Paraphimosis is an uncommon medical condition in which the foreskin of a penis becomes trapped behind the glans penis, and cannot be reduced (pulled back to its normal flaccid position covering the glans). If this condition persists for several hours or there is any sign of a lack of blood flow, paraphimosis should be treated as a medical emergency, as it can result in gangrene.

==Causes==
Paraphimosis is usually caused by medical professionals (iatrogenic) or parents who handle the foreskin improperly. The foreskin may be retracted during penile examination, penile cleaning, urethral catheterization, or cystoscopy; if the foreskin is left retracted for a long period, some of the foreskin tissue may become oedematous (swollen with fluid), which makes subsequent reduction of the foreskin difficult.

==Prevention and treatment==
Paraphimosis can be avoided by bringing the foreskin back into its normal, forward, non-retracted position after retraction is no longer necessary (for instance, after cleaning the glans penis or placing a Foley catheter). Phimosis (both pathologic and normal childhood physiologic forms) is a risk factor for paraphimosis; physiologic phimosis resolves naturally as a child matures, but it may be advisable to treat pathologic phimosis via long-term stretching or elective surgical techniques (such as preputioplasty to loosen the preputial orifice or circumcision to amputate the foreskin tissue partially or completely).

The foreskin responds to the application of tension to cause expansion by creating new skin cells though the process of mitosis. The tissue expansion is permanent. Non-surgical stretching of the foreskin may be used to widen a narrow, non-retractable foreskin.

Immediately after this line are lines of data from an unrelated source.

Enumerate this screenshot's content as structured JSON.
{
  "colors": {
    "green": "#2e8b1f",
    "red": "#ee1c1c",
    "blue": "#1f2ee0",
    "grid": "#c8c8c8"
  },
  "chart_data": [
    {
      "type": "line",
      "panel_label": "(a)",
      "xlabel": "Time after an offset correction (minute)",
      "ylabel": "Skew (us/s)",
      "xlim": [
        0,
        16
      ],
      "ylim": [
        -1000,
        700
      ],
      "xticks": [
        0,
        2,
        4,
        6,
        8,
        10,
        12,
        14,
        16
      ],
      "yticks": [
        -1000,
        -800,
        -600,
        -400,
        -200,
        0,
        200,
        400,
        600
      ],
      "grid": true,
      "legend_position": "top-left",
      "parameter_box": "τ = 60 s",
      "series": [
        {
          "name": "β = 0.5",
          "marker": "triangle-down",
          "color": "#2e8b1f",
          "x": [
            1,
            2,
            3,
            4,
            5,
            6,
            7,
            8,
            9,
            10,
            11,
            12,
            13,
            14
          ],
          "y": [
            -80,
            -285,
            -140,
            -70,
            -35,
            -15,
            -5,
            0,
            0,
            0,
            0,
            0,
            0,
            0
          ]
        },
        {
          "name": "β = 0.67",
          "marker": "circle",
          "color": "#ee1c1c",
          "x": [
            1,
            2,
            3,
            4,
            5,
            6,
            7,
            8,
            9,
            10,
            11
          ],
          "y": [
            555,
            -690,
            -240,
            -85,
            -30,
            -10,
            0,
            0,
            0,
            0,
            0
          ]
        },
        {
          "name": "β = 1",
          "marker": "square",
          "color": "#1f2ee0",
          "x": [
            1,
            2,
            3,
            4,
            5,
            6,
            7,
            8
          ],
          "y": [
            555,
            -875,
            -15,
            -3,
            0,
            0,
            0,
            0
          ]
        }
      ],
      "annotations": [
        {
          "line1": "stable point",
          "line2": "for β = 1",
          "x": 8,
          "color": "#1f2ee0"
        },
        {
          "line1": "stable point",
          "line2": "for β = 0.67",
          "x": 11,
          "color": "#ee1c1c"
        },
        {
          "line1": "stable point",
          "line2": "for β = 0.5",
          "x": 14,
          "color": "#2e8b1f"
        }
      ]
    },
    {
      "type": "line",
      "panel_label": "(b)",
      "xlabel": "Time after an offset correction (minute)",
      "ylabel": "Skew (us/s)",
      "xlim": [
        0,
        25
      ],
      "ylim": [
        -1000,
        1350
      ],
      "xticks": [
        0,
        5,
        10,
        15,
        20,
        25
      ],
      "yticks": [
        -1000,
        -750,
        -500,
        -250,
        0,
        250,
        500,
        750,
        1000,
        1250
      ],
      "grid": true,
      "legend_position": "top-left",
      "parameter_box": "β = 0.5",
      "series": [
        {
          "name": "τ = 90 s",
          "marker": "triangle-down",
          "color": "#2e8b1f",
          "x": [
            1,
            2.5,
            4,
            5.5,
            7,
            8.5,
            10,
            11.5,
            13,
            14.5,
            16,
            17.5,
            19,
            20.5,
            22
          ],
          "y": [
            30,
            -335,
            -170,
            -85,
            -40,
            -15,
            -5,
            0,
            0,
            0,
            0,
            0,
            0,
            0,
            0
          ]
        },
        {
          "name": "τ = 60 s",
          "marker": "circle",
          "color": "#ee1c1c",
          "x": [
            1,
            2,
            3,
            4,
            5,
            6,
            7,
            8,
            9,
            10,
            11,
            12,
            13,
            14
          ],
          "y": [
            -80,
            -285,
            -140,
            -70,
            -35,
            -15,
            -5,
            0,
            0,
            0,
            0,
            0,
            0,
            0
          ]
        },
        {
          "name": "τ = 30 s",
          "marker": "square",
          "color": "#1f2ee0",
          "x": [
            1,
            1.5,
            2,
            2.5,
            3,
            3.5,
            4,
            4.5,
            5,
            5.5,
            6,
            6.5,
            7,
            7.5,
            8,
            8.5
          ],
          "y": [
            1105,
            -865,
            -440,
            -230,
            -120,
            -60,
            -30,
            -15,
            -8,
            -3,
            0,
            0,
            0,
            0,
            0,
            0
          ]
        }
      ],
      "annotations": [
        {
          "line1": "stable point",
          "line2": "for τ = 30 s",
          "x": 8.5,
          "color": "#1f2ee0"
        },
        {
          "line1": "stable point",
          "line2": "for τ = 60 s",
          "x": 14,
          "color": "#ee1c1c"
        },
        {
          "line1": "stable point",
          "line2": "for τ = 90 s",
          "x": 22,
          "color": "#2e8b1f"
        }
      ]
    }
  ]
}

Stretching may be combined with the use of a corticosteroid cream. Beaugé recommends manual stretching for young males in preference to circumcision as a treatment for non-retractile foreskin because of the preservation of sexual sensation.

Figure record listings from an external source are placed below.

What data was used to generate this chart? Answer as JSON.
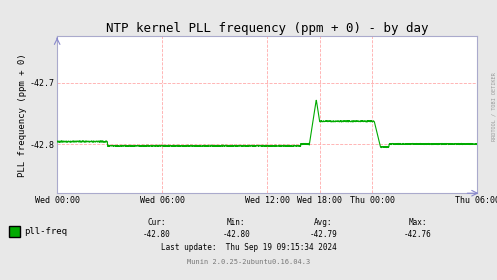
{
  "title": "NTP kernel PLL frequency (ppm + 0) - by day",
  "ylabel": "PLL frequency (ppm + 0)",
  "background_color": "#e8e8e8",
  "plot_bg_color": "#ffffff",
  "line_color": "#00aa00",
  "line_width": 0.8,
  "ylim": [
    -42.88,
    -42.625
  ],
  "yticks": [
    -42.7,
    -42.8
  ],
  "xlim": [
    0.0,
    1.0
  ],
  "xtick_positions": [
    0.0,
    0.25,
    0.5,
    0.625,
    0.75,
    1.0
  ],
  "xtick_labels": [
    "Wed 00:00",
    "Wed 06:00",
    "Wed 12:00",
    "Wed 18:00",
    "Thu 00:00",
    "Thu 06:00"
  ],
  "legend_label": "pll-freq",
  "cur": "-42.80",
  "min_val": "-42.80",
  "avg_val": "-42.79",
  "max_val": "-42.76",
  "last_update": "Thu Sep 19 09:15:34 2024",
  "munin_text": "Munin 2.0.25-2ubuntu0.16.04.3",
  "rrdtool_text": "RRDTOOL / TOBI OETIKER",
  "title_fontsize": 9,
  "axis_label_fontsize": 6.5,
  "tick_fontsize": 6,
  "legend_fontsize": 6.5,
  "footer_fontsize": 5.5
}
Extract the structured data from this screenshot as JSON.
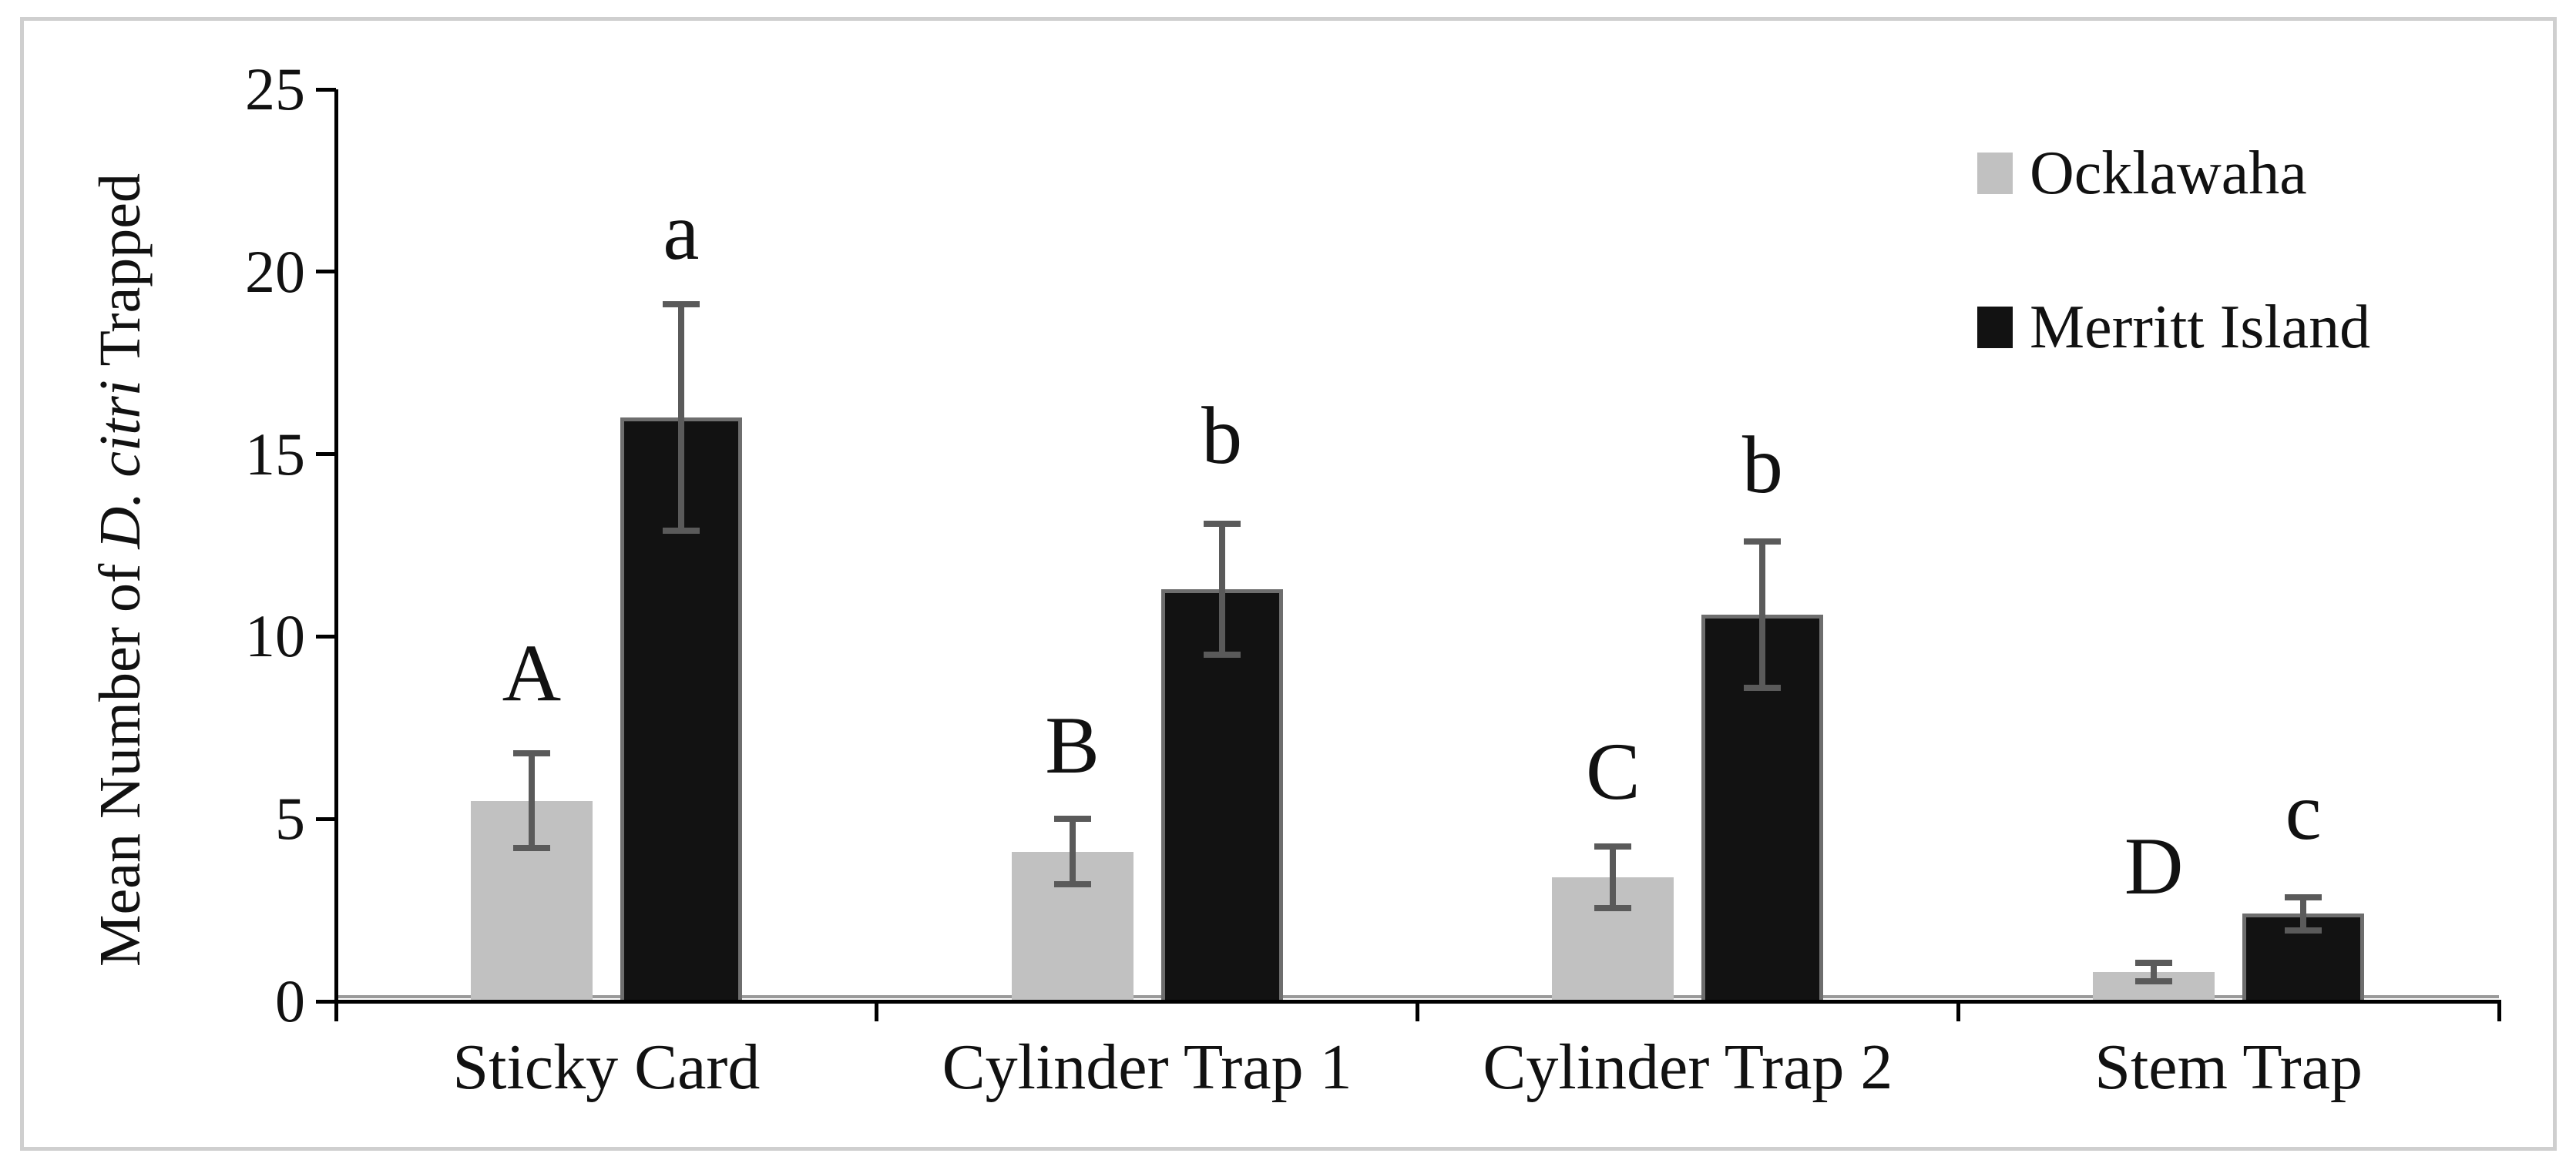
{
  "figure": {
    "ylabel_prefix": "Mean Number of ",
    "ylabel_italic": "D. citri",
    "ylabel_suffix": " Trapped"
  },
  "legend": {
    "items": [
      {
        "label": "Ocklawaha",
        "color": "#c1c1c1"
      },
      {
        "label": "Merritt Island",
        "color": "#121212"
      }
    ]
  },
  "chart_data": {
    "type": "bar",
    "title": "",
    "xlabel": "",
    "ylabel": "Mean Number of D. citri Trapped",
    "ylabel_italic_segment": "D. citri",
    "ylim": [
      0,
      25
    ],
    "yticks": [
      0,
      5,
      10,
      15,
      20,
      25
    ],
    "grid": false,
    "legend_position": "top-right",
    "categories": [
      "Sticky Card",
      "Cylinder Trap 1",
      "Cylinder Trap 2",
      "Stem Trap"
    ],
    "series": [
      {
        "name": "Ocklawaha",
        "color": "#c1c1c1",
        "values": [
          5.5,
          4.1,
          3.4,
          0.8
        ],
        "errors": [
          1.3,
          0.9,
          0.85,
          0.25
        ],
        "sig_letters": [
          "A",
          "B",
          "C",
          "D"
        ],
        "sig_letter_y": [
          9.0,
          7.0,
          6.3,
          3.7
        ]
      },
      {
        "name": "Merritt Island",
        "color": "#121212",
        "values": [
          16.0,
          11.3,
          10.6,
          2.4
        ],
        "errors": [
          3.1,
          1.8,
          2.0,
          0.45
        ],
        "sig_letters": [
          "a",
          "b",
          "b",
          "c"
        ],
        "sig_letter_y": [
          21.1,
          15.5,
          14.7,
          5.2
        ]
      }
    ],
    "error_bar_color": "#5a5a5a",
    "axis_color": "#000000"
  }
}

Paraphimosis can often be effectively treated by manual manipulation of the swollen foreskin tissue. This involves compressing the glans penis and moving the foreskin back to its normal position, perhaps with the aid of a lubricant, cold compression, and local anesthesia as necessary. If this fails, the tight edematous band of tissue can be relieved surgically with a dorsal slit, or a circumcision. An alternative method, the Dundee technique, entails placing multiple punctures in the swollen foreskin with a fine needle, and then expressing the edema fluid by manual pressure. According to Ghory and Sharma, treatment by circumcision may be elected as "a last resort, to be performed by a urologist". Other experts recommend delaying elective circumcision until after paraphimosis has been resolved. A non-invasive method is the application of granulated sugar to induce transfer of the hypotonic fluid out of the edematous tissue towards the wet sugar via osmotic gradient, to reduce swelling and enabling manual reduction.